La derrota frente a España nos devolvió de un cachetazo a la realidad y le pinchó el globo anímico a la Casa Rosada. Javier Milei tenía el traje a medida para subirse a la ola triunfalista, buscando que la euforia popular tapara los ruidos incómodos de la gestión y el rápido desgaste que generó el caso Adorni. Pero la copa no llegó. Para colmo, el episodio de los jugadores exhibiendo la bandera de Malvinas metió la cola en el peor momento; un gesto genuino que descolocó por completo al Gobierno, atrapado entre el fervor patriótico innegociable de la calle y el pánico a incomodar a sus flamantes socios internacionales. Al final, el fútbol no fue el salvavidas esperado y la política volvió a exigir respuestas.
Ahora arranca la etapa más cruda del año. Con el Congreso paralizado por el receso invernal hasta el 3 de agosto, el reloj le juega en contra al oficialismo. La mesa chica, con Karina Milei y Diego Santilli a la cabeza de las negociaciones, tiene exactamente quince días para tejer en las sombras los acuerdos que hasta ahora se le escapan en la luz. Ya no se trata solo de apagar incendios cotidianos; el objetivo es armar la estructura de poder para el recambio legislativo y la batalla presidencial de 2027. Y en ese tablero, la reforma electoral es el Santo Grial.
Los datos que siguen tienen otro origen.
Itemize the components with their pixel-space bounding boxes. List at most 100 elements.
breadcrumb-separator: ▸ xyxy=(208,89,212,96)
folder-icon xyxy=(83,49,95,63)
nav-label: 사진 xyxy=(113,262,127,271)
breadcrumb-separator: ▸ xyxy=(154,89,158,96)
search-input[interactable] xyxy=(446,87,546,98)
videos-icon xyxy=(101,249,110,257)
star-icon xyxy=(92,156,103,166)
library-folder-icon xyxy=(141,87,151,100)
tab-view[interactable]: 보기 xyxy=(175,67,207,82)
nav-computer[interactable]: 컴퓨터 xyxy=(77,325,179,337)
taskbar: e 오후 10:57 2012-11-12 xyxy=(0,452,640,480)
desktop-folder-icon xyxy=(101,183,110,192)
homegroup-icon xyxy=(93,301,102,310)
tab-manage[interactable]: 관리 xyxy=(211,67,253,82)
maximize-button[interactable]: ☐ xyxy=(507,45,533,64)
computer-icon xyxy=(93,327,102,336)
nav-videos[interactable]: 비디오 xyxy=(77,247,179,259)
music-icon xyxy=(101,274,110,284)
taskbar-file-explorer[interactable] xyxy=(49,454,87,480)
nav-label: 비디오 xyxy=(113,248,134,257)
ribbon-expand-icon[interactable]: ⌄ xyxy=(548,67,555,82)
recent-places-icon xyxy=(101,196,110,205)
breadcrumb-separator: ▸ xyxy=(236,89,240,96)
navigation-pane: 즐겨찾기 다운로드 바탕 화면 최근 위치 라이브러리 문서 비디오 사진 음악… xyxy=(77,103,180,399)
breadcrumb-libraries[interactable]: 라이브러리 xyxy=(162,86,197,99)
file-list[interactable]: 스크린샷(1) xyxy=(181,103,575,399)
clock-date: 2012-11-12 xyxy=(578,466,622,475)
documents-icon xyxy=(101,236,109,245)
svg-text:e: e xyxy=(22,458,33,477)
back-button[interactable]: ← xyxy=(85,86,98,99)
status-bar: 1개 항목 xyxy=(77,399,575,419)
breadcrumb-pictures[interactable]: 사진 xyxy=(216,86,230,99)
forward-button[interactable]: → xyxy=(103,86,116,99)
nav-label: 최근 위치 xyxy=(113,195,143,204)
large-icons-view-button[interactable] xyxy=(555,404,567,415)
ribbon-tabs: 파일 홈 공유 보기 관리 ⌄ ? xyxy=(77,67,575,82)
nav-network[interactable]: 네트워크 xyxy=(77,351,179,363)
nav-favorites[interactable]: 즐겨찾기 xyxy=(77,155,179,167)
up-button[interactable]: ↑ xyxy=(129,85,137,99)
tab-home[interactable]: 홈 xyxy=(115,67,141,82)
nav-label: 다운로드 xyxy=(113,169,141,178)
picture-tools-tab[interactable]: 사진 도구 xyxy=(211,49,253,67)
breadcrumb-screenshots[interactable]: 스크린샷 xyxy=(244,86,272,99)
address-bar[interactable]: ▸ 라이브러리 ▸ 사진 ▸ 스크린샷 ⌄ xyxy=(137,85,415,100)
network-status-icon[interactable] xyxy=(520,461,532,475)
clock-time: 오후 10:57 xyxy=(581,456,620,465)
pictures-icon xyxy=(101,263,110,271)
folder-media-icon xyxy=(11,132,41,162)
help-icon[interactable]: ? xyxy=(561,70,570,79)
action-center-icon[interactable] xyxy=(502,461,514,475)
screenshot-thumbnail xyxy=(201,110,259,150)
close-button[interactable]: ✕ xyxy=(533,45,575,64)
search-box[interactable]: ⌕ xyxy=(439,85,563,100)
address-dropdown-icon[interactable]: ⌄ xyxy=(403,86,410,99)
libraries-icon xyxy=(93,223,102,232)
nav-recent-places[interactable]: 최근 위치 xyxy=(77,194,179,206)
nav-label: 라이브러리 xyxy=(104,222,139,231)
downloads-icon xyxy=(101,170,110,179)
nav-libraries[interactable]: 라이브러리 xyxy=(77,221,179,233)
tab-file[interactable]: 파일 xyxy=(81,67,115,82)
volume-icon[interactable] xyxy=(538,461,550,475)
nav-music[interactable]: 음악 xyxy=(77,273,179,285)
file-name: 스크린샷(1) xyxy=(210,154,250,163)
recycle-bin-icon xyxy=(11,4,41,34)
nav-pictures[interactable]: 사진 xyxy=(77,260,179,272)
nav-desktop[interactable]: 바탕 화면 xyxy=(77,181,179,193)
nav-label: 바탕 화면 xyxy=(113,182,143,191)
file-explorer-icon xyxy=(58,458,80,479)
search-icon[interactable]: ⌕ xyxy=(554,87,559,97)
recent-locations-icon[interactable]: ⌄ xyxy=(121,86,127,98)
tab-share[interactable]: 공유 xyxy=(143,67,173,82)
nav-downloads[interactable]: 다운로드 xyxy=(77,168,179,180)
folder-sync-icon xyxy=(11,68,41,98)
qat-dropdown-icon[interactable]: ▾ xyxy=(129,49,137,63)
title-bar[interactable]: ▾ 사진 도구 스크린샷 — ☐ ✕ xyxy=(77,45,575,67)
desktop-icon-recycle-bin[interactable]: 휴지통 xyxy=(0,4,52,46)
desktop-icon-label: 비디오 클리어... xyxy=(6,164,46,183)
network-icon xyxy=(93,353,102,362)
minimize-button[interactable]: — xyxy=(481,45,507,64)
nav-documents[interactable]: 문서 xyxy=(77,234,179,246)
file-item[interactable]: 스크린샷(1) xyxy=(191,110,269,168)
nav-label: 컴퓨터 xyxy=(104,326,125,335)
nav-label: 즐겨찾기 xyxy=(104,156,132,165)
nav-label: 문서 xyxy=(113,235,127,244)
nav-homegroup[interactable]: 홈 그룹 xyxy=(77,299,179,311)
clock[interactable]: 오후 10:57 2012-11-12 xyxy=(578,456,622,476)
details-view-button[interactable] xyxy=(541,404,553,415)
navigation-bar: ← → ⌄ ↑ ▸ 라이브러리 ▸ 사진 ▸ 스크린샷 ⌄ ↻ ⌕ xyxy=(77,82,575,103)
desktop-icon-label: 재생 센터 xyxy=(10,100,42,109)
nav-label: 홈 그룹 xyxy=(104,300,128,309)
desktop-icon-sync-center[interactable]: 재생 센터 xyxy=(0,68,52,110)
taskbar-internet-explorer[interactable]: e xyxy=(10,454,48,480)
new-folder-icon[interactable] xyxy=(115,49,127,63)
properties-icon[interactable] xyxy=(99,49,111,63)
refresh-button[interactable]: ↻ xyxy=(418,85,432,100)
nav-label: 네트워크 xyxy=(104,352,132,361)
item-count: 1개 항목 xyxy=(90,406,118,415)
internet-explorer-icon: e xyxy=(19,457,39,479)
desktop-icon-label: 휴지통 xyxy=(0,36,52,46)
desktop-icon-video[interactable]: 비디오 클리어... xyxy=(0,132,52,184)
El Gobierno quiere eliminar las PASO para evitar un gasto millonario, pero sobre todo, para capitalizar a su favor la fragmentación de la oposición.
Pero acá es donde la estrategia libertaria choca de frente con el verdadero dueño de la llave: el PRO. Lejos de ser un furgón de cola o un espacio debilitado, el partido amarillo se ha consolidado como el árbitro absoluto e indispensable de la política nacional. En Balcarce 50 saben perfectamente que sin el pulgar arriba del macrismo, no avanza ni una sola ley. Puede que puertas adentro del PRO existan debates lógicos y acalorados sobre cómo pararse frente al Gobierno en cada tema puntual, pero a la hora de sentarse a negociar, actúan como un bloque blindado que hace valer su peso específico. La reciente campaña impulsada por Mauricio Macri defendiendo las primarias con su eslogan del "PRÓXIMO PASO" no es un simple capricho de cartel; es una demostración de fuerza que le marca la cancha a Milei.
Los gobernadores aliados y la tropa legislativa que comanda Cristian Ritondo en Diputados negocian hoy desde una posición de poder envidiable. Escuchan los pedidos urgentes de la Casa Rosada, pero exigen garantías absolutas. El planteo es pragmático: si se eliminan las PASO, ¿quién les asegura que la lapicera de Karina Milei va a respetar sus territorios y los va a incluir en el armado nacional? Por eso, el PRO se planta. Saben que La Libertad Avanza los necesita desesperadamente para sancionar no solo el fin de las primarias, sino toda esa agenda económica e institucional que quedó paralizada. El Súper RIGI, las modificaciones en Zonas Frías, los cambios en Inocencia Fiscal y el espinoso proyecto de Propiedad Privada están juntando polvo en el Senado. Ninguna de estas reformas verá la luz si el partido amarillo no da la orden de avanzar.
Mientras el Congreso es un hervidero de negociaciones a contrarreloj, el Presidente prepara las valijas para una jugada internacional de altísimo voltaje. Viajará a Brasil para participar del lanzamiento de Flávio Bolsonaro, echando más nafta al fuego en su guerra fría, ideológica y personal con Lula da Silva.
Se vienen tiempos de definiciones, Milei ya no cuenta con el escudo de los goles de la Selección para distraer la coyuntura. Ahora está obligado a bajar al debate de la política pura y dura, asumiendo que en este complejo ajedrez legislativo, el PRO tiene la reina y no piensa regalar la partida.